Attentat sans précédent dans l'histoire de la pensée
Pourquoi lire Hegel à ce jour ? Pourquoi ne pas plutôt passer votre temps, votre énergie et votre argent à batifoler ou à considérer plus attentivement le but de votre existence ? A moins que vous ne soyez préparé à ce que chaque fibre de votre être soit vidée, déchirée, marquée par-delà tout espoir de guérison (les dommages sont irréversibles) ; à ce que votre âme soit sujette à un battement viscéral assimilable à une expérience décourageante et sclérosante d'auto-flagellation intellectuelle et physique ; s'il en est autrement, alors Hegel n'est certainement pas pour vous, et la Grande Logique encore moins. Cette dernière vous ferait presque adorer chausser des talons difformes, pour leur notoriété colportée comme un exercice rompu au seuil de douleur, une expérience relativement féminine, telle une hirsute créature qui verrait, sur une plage de sable fin, ses pieds pédicurés caressés par de capricieuses vagues... et vous n'aurez pas même à y penser. Votre existence n'est rien (dans le sens d'un pchhhhhhht gazeux, plutôt que comme non-être), Hegel va vous détruire. De l'intérieur comme de l'extérieur. Dans votre intimité comme en-dehors. De manière corrosive, critique, et méritée, car, qu'est-ce que la philosophie sinon effectivement le complet et absolu retournement de ce que tout un chacun tient pour en soi évident, comme pris pour acquis, donné, comme vérités, comme sacré ? Vous saisissez ?

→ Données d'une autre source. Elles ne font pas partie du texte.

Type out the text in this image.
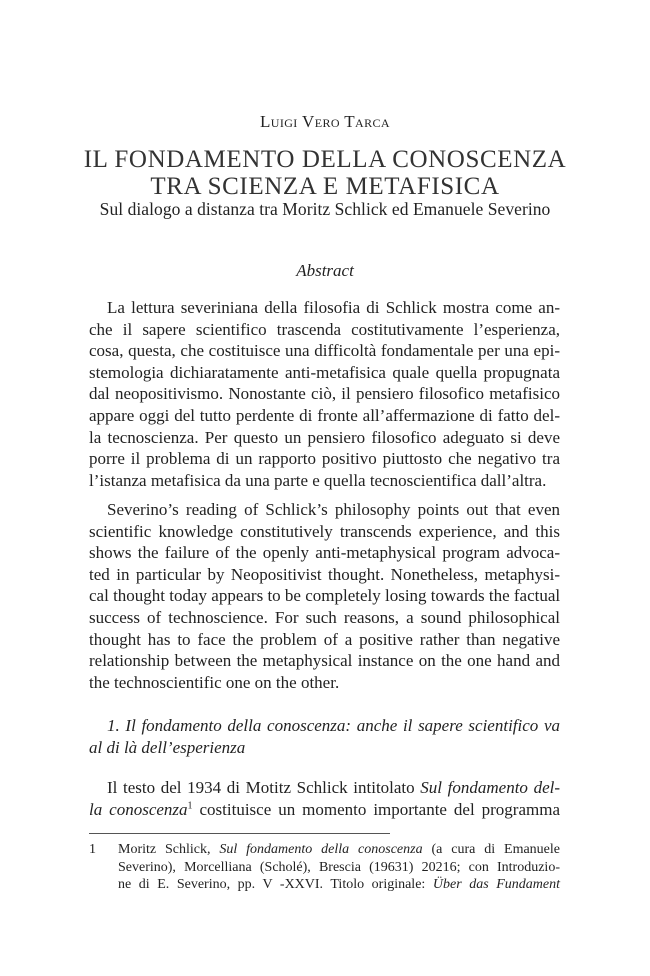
Luigi Vero Tarca
IL FONDAMENTO DELLA CONOSCENZA
TRA SCIENZA E METAFISICA
Sul dialogo a distanza tra Moritz Schlick ed Emanuele Severino
Abstract
La lettura severiniana della filosofia di Schlick mostra come an-
che il sapere scientifico trascenda costitutivamente l’esperienza,
cosa, questa, che costituisce una difficoltà fondamentale per una epi-
stemologia dichiaratamente anti-metafisica quale quella propugnata
dal neopositivismo. Nonostante ciò, il pensiero filosofico metafisico
appare oggi del tutto perdente di fronte all’affermazione di fatto del-
la tecnoscienza. Per questo un pensiero filosofico adeguato si deve
porre il problema di un rapporto positivo piuttosto che negativo tra
l’istanza metafisica da una parte e quella tecnoscientifica dall’altra.
Severino’s reading of Schlick’s philosophy points out that even
scientific knowledge constitutively transcends experience, and this
shows the failure of the openly anti-metaphysical program advoca-
ted in particular by Neopositivist thought. Nonetheless, metaphysi-
cal thought today appears to be completely losing towards the factual
success of technoscience. For such reasons, a sound philosophical
thought has to face the problem of a positive rather than negative
relationship between the metaphysical instance on the one hand and
the technoscientific one on the other.
1. Il fondamento della conoscenza: anche il sapere scientifico va
al di là dell’esperienza
Il testo del 1934 di Motitz Schlick intitolato Sul fondamento del-
la conoscenza$^1$ costituisce un momento importante del programma
1 Moritz Schlick, Sul fondamento della conoscenza (a cura di Emanuele
Severino), Morcelliana (Scholé), Brescia (19631) 20216; con Introduzio-
ne di E. Severino, pp. V -XXVI. Titolo originale: Über das Fundament
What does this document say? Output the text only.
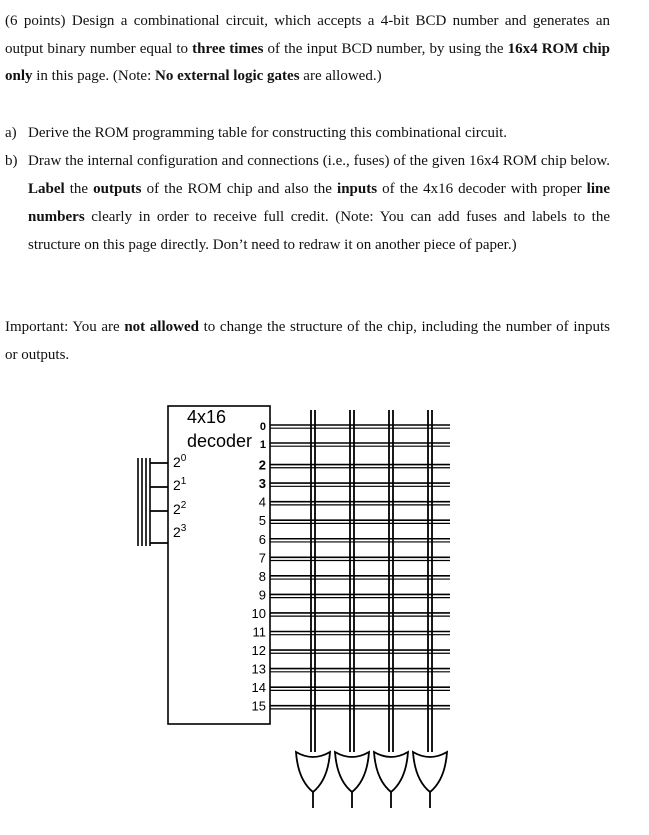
(6 points) Design a combinational circuit, which accepts a 4-bit BCD number and generates an output binary number equal to three times of the input BCD number, by using the 16x4 ROM chip only in this page. (Note: No external logic gates are allowed.)

a) Derive the ROM programming table for constructing this combinational circuit.
b) Draw the internal configuration and connections (i.e., fuses) of the given 16x4 ROM chip below. Label the outputs of the ROM chip and also the inputs of the 4x16 decoder with proper line numbers clearly in order to receive full credit. (Note: You can add fuses and labels to the structure on this page directly. Don’t need to redraw it on another piece of paper.)

Important: You are not allowed to change the structure of the chip, including the number of inputs or outputs.

4x16
decoder
$2^0$
$2^1$
$2^2$
$2^3$
0
1
2
3
4
5
6
7
8
9
10
11
12
13
14
15
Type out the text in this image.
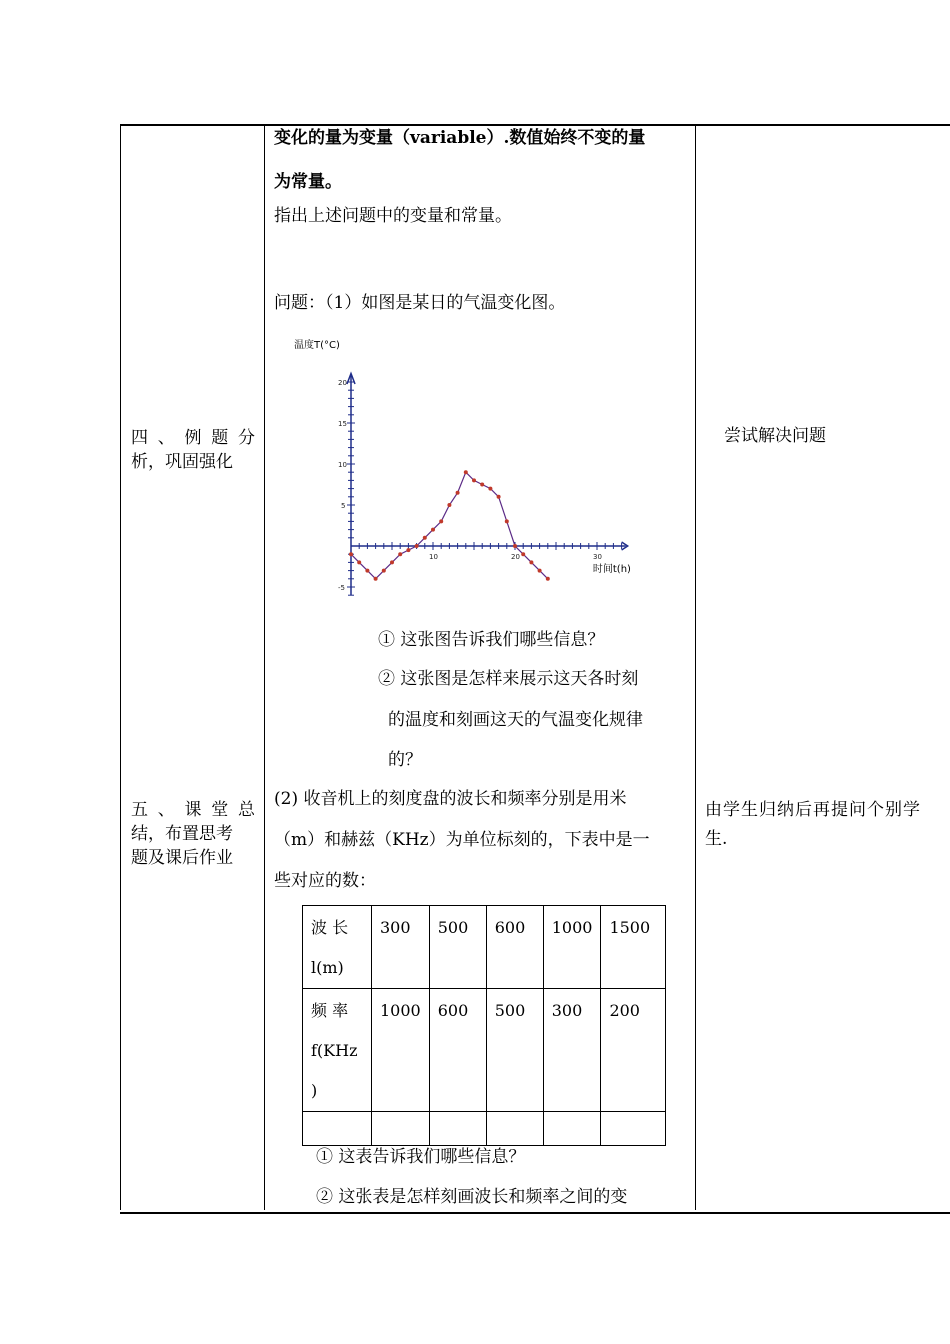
四 、 例 题 分
析，巩固强化
五 、 课 堂 总
结，布置思考
题及课后作业
变化的量为变量（variable）.数值始终不变的量
为常量。
指出上述问题中的变量和常量。
问题：（1）如图是某日的气温变化图。
温度T(°C)
时间t(h)
10	20	30
20
15
10
5
-5
① 这张图告诉我们哪些信息？
② 这张图是怎样来展示这天各时刻
的温度和刻画这天的气温变化规律
的？
(2) 收音机上的刻度盘的波长和频率分别是用米
（m）和赫兹（KHz）为单位标刻的，下表中是一
些对应的数：
波 长
l(m)	300	500	600	1000	1500

频 率
f(KHz
)	1000	600	500	300	200

① 这表告诉我们哪些信息？
② 这张表是怎样刻画波长和频率之间的变
尝试解决问题
由学生归纳后再提问个别学
生.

Cependant, si vous êtes sérieux sur ce point, laissez tomber par suite tout projet de lecture des trois Critiques de Kant (les points d'entrée essentiels de la pensée kantienne), ou dans le cas présent de la Phénoménologie, ou de la Philosophie du droit de Hegel. Ces deux derniers livres sont généralement considérés comme ses ouvrages les plus connus et lus, mais ils arrivent à peine à la cheville du carburant, du muscle essentiel de sa pensée. Je vous le dis, jetez-vous à bras le corps dans l'abstruse, profonde extrémité, l'abysse sans nom, là où règne le bachique festoiement, du génie et brio hégélien. Cette pure came qui asphyxiera, obscurcira, irisera cet instinct, ce flot vital et cette sensibilité hors de vous. Je parle bien sur de cette Science de la Logique, le plus grand ouvrage de philosophie jamais écrit. Cette merde vous dévorera vivant, vous laissera en lambeaux, parfaitement insensible. Peut-être même vous constipera-t-elle, mais c'est là le moindre de vos soucis.
"Cette critique est la plus antiphilosophique qui soit. La philosophie ne semble vous servir que d'exaltant." - Qu'ouïs-je ? Aurais-je été abusé par un effet acoustique ? Je reconnais que dans le feu peu frénétique d'un moulinet paginatoire horaire plafonnant péniblement vers 5, des considérations plus "techniques" auraient pu suivre, si d'aventure j'avais senti - excroissances d'une aide précieuse à qui souhaite virevolter parmi les gorges étroites de l'abscons - les ailes me pousser. Cependant toute tentative de ce genre s'avérant d'avance pachydermique et forcenée pour nous, faibles esprits, je préfère, futurs lecteurs, vous faire l'économie d'une pensée diluée, pour mieux vous ménager une rencontre assourdissante, inopinée, sans hublots, avec un véritable réacteur tricéphal, qui déchiquète dans ses turbines dialectiques objets et concepts, la fleur de leur moment à peine éclose, puis les égrène au passage, en ayant fait son miel, parmi les reliquats d'une architecture toujours ascendante, à plein régime, vers le ciel de l'Idée.